The terms and conditions of transactions between supplier and purchaser are normally set by the supplier and may be printed on product brochures, price lists, written quotations, product labels, purchase orders, dispatch notes, or invoices. The issues that may arise in the terms and conditions include: published prices, special quotations, and an explanation of what is included in the price; which party bears the cost of delivery and insurance; liabilities in the event of product lost, damaged, or delayed during delivery; the terms of payment, including credit extended to the purchaser; acceptance of terms and conditions being indicated by the placement of a purchase order and the opening of a package and use of the product.

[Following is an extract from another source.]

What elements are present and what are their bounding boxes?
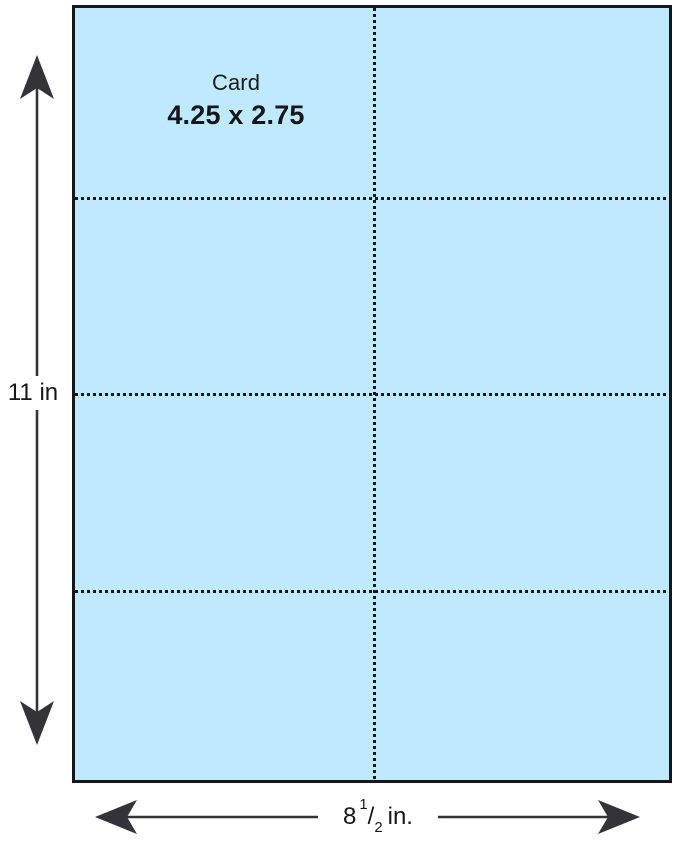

Ownership of the product normally is transferred from the supplier to the purchaser after payment has been made in full. The supplier normally determines the limitations on the approved uses of the product by the purchaser under the intellectual property protection, namely patent, plant variety protection, plant variety rights, and plant breeder's rights. The supplier may list these limitations or simply advise that intellectual property protection applies to the product. Royalty payments due to an owner normally are collected and paid by the wholesaler.
Seed laws and certification standards govern the supply and quality of seed. The warranty provided by the supplier normally does not cover factors outside the reasonable control of the supplier, such as natural disasters, inclement weather, diseases, incorrect use of the product, and war. Suppliers normally have a procedure to address complaints received from purchasers about seed quality and performance. Seed laws in some countries stipulate the use of arbitration and conciliation procedures to address disputes before civil court actions are permitted.